Big banks’ dealings in the commodity storage business may sound like the most esoteric of financial esoterica. But it’s an issue that potentially affects all Americans, down to the price of gas fueling their cars and the electricity powering their homes. The Senate hearing drilled down on the cost of a humble can of beer.
“It has cost MillerCoors tens of millions of dollars in excess premiums over the past several years and billions to the entire industry, with no end in sight,” began the testimony of Tim Weiner, the brewer’s global risk manager for commodities and metals.

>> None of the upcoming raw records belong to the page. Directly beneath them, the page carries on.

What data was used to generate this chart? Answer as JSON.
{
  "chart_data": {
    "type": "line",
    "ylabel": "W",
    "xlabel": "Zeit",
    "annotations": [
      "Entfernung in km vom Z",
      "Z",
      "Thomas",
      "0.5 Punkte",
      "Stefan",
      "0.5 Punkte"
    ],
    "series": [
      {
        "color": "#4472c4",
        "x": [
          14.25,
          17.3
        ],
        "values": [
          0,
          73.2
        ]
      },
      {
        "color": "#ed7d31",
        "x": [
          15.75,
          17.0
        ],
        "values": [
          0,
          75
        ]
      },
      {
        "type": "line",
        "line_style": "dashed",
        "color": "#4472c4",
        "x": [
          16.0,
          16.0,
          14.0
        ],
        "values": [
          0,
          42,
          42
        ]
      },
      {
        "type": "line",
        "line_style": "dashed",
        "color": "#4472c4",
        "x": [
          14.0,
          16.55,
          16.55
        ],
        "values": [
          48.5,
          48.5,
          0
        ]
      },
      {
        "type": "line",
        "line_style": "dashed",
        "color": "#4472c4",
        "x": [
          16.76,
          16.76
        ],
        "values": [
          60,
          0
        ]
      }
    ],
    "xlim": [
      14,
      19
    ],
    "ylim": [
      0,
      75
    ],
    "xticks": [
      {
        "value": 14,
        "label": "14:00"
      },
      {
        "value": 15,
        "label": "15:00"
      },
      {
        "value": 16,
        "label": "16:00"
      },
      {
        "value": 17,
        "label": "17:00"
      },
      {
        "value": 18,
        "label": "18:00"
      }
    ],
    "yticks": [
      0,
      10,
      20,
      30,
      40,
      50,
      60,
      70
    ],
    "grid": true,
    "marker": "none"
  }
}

Weiner says other beverage companies -- heavy hitters like Coca-Cola and Dr. Pepper Snapple -- share his frustration with a system where banks hold raw materials like aluminum. He also mentioned the complaints of aluminum foil makers Reynolds and metal manufacturers Novelis and Ball. Some of that added cost winds up in the price tag of things we buy every single day.
“Banks are doing this to make money,” says Duke University finance professor Campbell Harvey. “Somebody’s gotta pay the price. When the banks get injected in the middle, it makes sense that the cost increases.”
The issue isn’t banks trading commodities through complex Enron-style deals. They actually have warehouses stuffed with metal and tankers full of oil. Critics say banks are using these facilities to choke supply, which jacks up prices.
Banks say they’re just doing with commodities what they’ve always done with money, keep it safe for the owners until they need it. Storing raw material is also a way for banks to hedge their bets, providing income during economic downturns.
“Storage facilities in commodities tend to be one of those kinds of assets that can actually perform well during the down part of an economic cycle,” says University of Houston professor Craig Pirrong, a commodities expert. “That’s when storage facilities make their money.”
Bankers deny they’re manipulating markets and point out that they’re playing by the rules. But with powerful industries lining up against them and regulators taking a fresh look, the rules may change.